Sweet hues of blush pink and prairie green was mixed between iridescent gold and silver, and special embroidered and painted fabric joined others made up of lace, feathers, resin, and even ceramic. Tall, royal hair was often adorned with feathers or flowers, and down below, two main silhouettes guided the collection—long and slender, and full and flowy.
Luckily, the days of the classic Chanel tweed coat may never fizzle or fade away. We, instead, get additions. In the new collection, we gain striking reiterations, featuring new fabrics, patterns, and cuts. We also noticed an interesting new boat neckline—a wide parting held up at the shoulders, split with a rounded, hollow fold. The new shape evokes a sense of structure, leading the other garments down the body, stopping at mid-calf length.
And in 18th-century fashion, with a bit of contemporary contrast, we see white “lingerie” dresses, made of pleated chiffon, paired with a leather jacket. For the flowy silhouettes, there are ballooning dresses and skirts with pockets; details of layered frill from the waist down on just one side; skirts paired with peplum tops; and dresses with bell skirt bottoms, sectioned off in foot-long tiers to the ankle.
The true hero in the collection, though, was the intensity of the savoir-faire in the details—an incredible embodiment of patience, dedication, and artistry. There were many pieces featuring hand-painted lace, there were dresses with horizontal blind tucks that took up to 350 hours to complete, and there was a white suit entirely sequined with embroidered patterns inspired by Manufacture de Vincennes porcelain. But our favorite? A long strapless green sequined dress that shined with hand-painted ceramic flowers.
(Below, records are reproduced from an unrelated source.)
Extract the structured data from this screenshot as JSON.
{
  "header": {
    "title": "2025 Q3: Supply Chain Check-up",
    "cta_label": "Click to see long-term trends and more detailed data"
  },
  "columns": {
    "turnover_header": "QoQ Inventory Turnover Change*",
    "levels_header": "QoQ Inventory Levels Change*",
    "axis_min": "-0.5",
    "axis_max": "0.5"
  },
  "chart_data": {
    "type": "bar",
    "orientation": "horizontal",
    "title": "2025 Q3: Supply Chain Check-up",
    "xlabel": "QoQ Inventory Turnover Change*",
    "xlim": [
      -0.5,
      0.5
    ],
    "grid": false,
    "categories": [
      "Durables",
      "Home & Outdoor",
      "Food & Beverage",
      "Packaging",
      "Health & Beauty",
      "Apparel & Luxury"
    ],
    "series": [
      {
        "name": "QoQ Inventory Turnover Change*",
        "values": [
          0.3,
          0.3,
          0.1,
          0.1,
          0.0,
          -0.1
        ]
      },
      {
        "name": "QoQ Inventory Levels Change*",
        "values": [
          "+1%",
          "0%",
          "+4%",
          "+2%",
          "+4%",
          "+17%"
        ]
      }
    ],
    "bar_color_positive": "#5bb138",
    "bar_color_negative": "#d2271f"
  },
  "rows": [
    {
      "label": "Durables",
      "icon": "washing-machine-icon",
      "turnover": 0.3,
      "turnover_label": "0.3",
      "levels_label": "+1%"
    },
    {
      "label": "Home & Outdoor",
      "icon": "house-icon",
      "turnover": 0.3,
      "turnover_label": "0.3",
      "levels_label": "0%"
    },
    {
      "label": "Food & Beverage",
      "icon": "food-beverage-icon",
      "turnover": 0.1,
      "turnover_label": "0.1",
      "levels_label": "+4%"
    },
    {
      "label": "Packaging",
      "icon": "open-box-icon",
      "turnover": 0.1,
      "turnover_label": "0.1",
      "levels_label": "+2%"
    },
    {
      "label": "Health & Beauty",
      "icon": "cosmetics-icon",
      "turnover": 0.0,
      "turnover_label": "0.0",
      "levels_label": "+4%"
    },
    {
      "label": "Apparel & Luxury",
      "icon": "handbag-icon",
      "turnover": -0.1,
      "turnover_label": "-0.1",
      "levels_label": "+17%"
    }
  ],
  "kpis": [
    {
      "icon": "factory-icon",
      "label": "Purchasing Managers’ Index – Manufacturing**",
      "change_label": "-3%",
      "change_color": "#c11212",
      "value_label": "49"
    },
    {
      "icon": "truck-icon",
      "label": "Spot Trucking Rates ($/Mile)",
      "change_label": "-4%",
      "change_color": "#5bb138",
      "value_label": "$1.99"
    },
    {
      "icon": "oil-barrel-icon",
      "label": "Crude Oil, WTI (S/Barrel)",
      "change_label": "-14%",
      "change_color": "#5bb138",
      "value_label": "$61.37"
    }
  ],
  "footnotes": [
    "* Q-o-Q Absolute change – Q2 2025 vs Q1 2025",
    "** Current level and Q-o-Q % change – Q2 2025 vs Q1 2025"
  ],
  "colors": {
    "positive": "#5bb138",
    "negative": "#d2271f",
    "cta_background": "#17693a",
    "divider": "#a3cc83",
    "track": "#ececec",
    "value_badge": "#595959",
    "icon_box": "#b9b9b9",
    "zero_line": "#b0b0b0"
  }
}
For the finale, guests held their breath to see what Lagerfeld had planned for the show’s iconic ending—always a wedding dress—and what appeared shocked and excited us all. A sparkling swimmer, as ready for the villa pool as she was for the alter, sashayed down the aisle in an embroidered cutout one-piece, beneath a silver sequined veil. As the bride dazzled through the villa in matching slides and a swim cap, it was hard not to feel her contagious confidence—the opposite of cold feet, in love and in style.